Paralyzed woman able to feed herself with computer brokered mind control
Woman able to perform complex tasks after training
Diagnosed with a degenerative brain disorder. 53-year-old Jan Scheuermann hasn't been able to feed herself for 13 years. Paralyzed from the neck down, Scheuermann has been able to feed herself thanks to a breakthrough in robot technology. Using mind-control, she's able to fed herself with a fluid motion that hasn't been seen in connection with such technology before.
"This is the ride of my life," Jan Scheuermann said in the university press release. "This is the rollercoaster. This is skydiving. It's just fabulous, and I'm enjoying every second of it."
"The participant was also able to use the prosthetic limb to do skillful and coordinated reach and grasp movements that resulted in clinically significant gains in tests of upper limb function. No adverse events were reported," the researchers stated in the study.
"This is the ride of my life," Scheuermann said in the university press release. "This is the rollercoaster.
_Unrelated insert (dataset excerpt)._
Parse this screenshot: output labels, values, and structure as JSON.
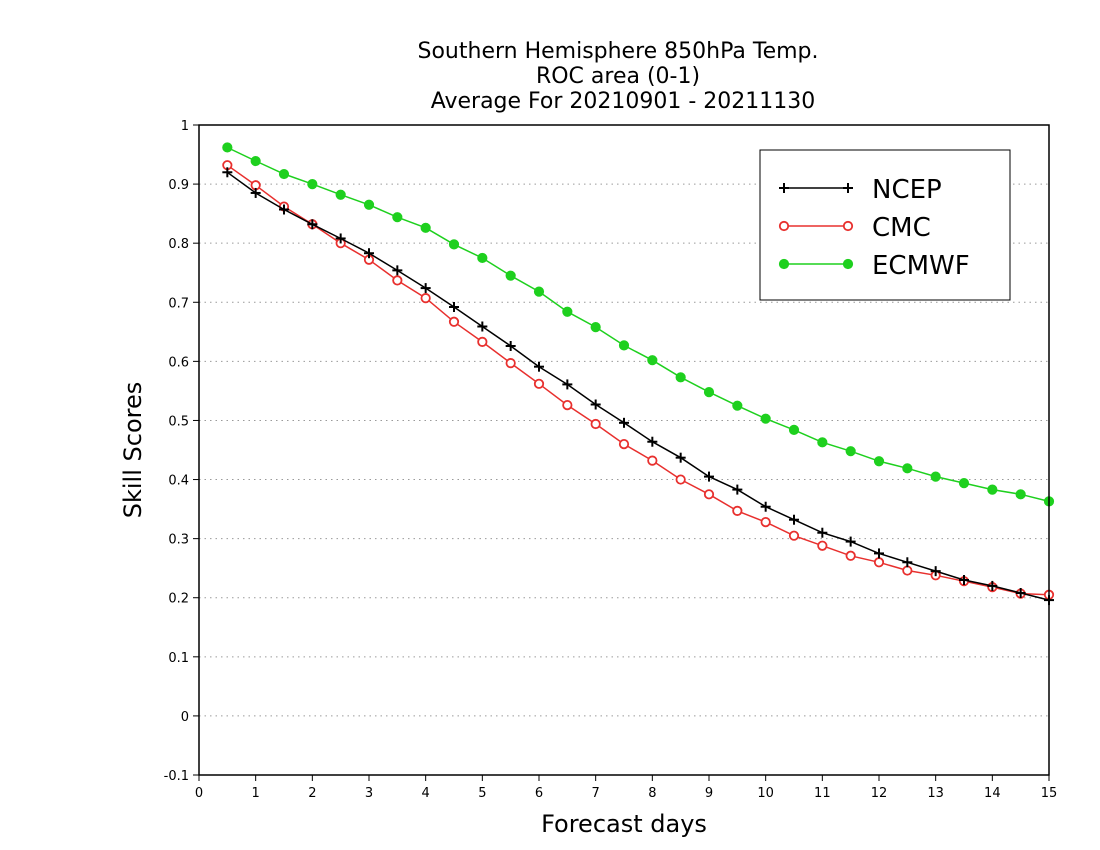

This is skydiving. It's just fabulous, and I'm enjoying every second of it."
Professor Andrew Schwartz from the University of Pittsburgh says that movements this good have not been achieved before.
"They're fluid and they're way better, I don't know how to say it any other way, they're way better than anything that's been demonstrated before.
"I think it really is convincing evidence that this technology is going to be therapeutic for spinal cord injured people.
"They are doing tasks already that would be beneficial in their daily lives and I think that's fairly conclusive at this point."
Scientists will try to use the electrodes to stimulate the brain to create a sensation, or feeling ,which would allow the user to adjust their level of grip with the robot.
The ultimate goal is to have a wireless system fully implanted, so paralytics could use it at home without specialized supervision. The researchers also said the robot could be replaced eventually if the electrodes could be used to stimulate the patients own limb to move.
Ethical questions have been raised about the technology. In its article, Reuters reported University of West Scotland professor Andy Miah, who has written on the ethics of human enhancement, saying he considers these types of technological therapies a "back door" to "technological interventions."
"People will question whether this is desirable, but we already live in a society that tolerates such modifications," Miah said.